Out-of-control stars reveal hidden black holes among the galaxy’s closest neighbors

Astronomers have discovered strong evidence of the closest supermass black hole outside the Milky Way. This huge black hole is located in the large Magellan cloud, one of our own closest galactic neighbors.
To make this discovery, researchers tracked the roads with 21 stars of ultra-fine precision in the suburbs of the Milky Way. These stars travel so fast that they will escape the gravitational clutch of the Milky Way or nearby Milky Way. Astronomers call it “speeding” star.
Similar to how forensic experts reproduce the origins of bullets based on their trajectory, researchers identified the origins of these speeding stars. They found that about half of them were related to supermassive black holes in the center of the Milky Way. However, the other half originated elsewhere: giant black holes previously unknown in the Large Magellan Cloud (LMC).
“It’s shocking to be cosmic, we have another supermassive black hole below the block,” said Jesse Han of the Center for Astrophysics | Harvard and Smithsonian who lead the new research. “Black holes are so secretive that this is almost always under our noses.”
Researchers discovered this secret black hole by using data from the European Space Agency Gaia Mission is a satellite that tracks over a billion stars throughout the Milky Way with unprecedented accuracy. They also used improvements to the recently obtained galaxy orbits of LMC orbits, which other researchers recently obtained.

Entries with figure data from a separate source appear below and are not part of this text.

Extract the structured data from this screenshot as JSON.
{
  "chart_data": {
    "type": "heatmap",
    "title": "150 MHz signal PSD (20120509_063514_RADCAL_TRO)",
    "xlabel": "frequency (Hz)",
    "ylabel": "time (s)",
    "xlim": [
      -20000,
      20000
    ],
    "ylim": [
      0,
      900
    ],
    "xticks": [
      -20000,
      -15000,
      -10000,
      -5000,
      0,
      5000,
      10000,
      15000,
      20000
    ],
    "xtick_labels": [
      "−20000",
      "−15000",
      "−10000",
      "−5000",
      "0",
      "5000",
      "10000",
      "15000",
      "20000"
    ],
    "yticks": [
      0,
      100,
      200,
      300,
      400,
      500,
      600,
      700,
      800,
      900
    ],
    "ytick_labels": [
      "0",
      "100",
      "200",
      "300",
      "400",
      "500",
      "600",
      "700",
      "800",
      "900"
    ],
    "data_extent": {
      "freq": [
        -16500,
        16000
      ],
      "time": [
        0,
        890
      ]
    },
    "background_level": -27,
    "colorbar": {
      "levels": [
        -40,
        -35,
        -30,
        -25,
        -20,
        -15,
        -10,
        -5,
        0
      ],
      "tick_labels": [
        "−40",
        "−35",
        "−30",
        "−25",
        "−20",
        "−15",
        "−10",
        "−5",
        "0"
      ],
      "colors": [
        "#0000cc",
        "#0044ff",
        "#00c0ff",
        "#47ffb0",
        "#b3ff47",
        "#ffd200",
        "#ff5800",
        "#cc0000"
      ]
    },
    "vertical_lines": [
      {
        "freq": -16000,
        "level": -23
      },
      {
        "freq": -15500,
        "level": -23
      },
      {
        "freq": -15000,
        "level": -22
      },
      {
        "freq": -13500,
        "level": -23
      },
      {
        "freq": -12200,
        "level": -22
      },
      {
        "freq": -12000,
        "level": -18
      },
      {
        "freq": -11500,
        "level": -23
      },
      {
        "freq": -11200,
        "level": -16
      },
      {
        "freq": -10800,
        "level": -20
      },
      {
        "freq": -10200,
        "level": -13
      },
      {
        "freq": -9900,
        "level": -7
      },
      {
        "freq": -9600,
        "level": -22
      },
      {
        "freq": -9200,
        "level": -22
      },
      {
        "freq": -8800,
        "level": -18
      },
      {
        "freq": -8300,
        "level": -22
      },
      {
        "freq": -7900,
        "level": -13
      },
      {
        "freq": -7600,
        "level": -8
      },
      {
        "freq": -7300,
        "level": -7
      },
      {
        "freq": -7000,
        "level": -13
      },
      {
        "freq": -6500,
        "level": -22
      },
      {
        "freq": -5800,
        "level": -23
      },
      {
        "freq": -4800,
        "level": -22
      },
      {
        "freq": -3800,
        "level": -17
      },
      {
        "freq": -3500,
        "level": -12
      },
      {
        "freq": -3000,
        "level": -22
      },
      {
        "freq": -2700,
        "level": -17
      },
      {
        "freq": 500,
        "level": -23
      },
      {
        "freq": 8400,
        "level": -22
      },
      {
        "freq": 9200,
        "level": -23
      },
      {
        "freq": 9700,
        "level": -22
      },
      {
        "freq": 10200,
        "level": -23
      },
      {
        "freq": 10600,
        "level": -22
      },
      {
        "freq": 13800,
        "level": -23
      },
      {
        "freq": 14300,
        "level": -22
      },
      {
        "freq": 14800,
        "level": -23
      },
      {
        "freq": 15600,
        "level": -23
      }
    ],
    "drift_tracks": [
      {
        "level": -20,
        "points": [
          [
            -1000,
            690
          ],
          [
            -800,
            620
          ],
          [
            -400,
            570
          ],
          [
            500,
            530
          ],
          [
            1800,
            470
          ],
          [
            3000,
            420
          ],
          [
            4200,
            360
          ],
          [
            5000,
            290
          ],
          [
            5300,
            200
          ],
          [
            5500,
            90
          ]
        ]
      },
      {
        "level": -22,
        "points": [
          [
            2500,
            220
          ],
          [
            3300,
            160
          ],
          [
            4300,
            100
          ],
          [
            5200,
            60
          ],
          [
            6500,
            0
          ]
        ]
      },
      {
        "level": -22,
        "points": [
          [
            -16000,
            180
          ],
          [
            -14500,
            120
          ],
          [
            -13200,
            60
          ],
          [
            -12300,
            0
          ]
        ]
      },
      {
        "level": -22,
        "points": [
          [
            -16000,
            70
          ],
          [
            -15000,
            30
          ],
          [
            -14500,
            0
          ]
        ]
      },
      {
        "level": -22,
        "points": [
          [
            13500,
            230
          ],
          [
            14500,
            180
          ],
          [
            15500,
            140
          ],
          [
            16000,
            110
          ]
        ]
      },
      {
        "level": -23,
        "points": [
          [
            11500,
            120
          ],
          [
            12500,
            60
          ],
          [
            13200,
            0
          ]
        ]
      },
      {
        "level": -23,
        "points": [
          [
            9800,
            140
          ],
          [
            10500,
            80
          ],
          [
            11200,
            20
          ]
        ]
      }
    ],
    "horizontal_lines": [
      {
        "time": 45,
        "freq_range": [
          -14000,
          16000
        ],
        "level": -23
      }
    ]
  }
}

“We know these high-speed-level stars have been around for a while, but Gaia gives us the data we need to figure out where they really come from,” said Kareem El-Badry, co-author of the Caltech Institute in Pasadena, California. “By combining this data with our new theoretical model to enable the way these stars move, we have made this extraordinary discovery.”
High-speed stars are created when the binary star system ventures too close to a supermass black hole. The strong gravity of the black hole tear apart two stars, capturing one into the surrounding near-orbit. Meanwhile, another orphan star was abandoned at more than millions of miles per hour, and the speeding star was born.
A major study by the team is predicting through its theoretical model that a supermassive black hole in the LMC will create a group of high-speed stars in one corner of the Milky Way because of the way the LMC moves around the Milky Way. Stars popping up along the direction of LMC motion should get extra speed. In fact, their data reveals the existence of such clusters.
The team found that the properties of superspeed stars cannot be explained by other mechanisms, for example, when a companion experiences a supernova explosion or a star is ejected by the above-mentioned star, and the star is ejected by the mechanism described above as a binary star system, but without super-large black holes.
“The only explanation we can propose for these data is the existence of a monster black hole in the Milky Way next door,” said Scott Lucchini, also co-author of CFA. “So, in our cosmic community, it’s not just the supermassive black holes of the Milky Way that drive away stars from their galaxy.”
Using the speed of stars and the relative number of popped up by LMC and the Milky Way super black hole, the team determined that the mass of the LMC black hole is about 600,000 times the mass of the sun. For comparison, supermassive black holes in the Milky Way have about 4 million solar power. Elsewhere in the universe, there are supermassed black holes that are billions of times higher than the Sun.
A paper describing these results has been accepted for publication in the journal Astrophysics and is available here.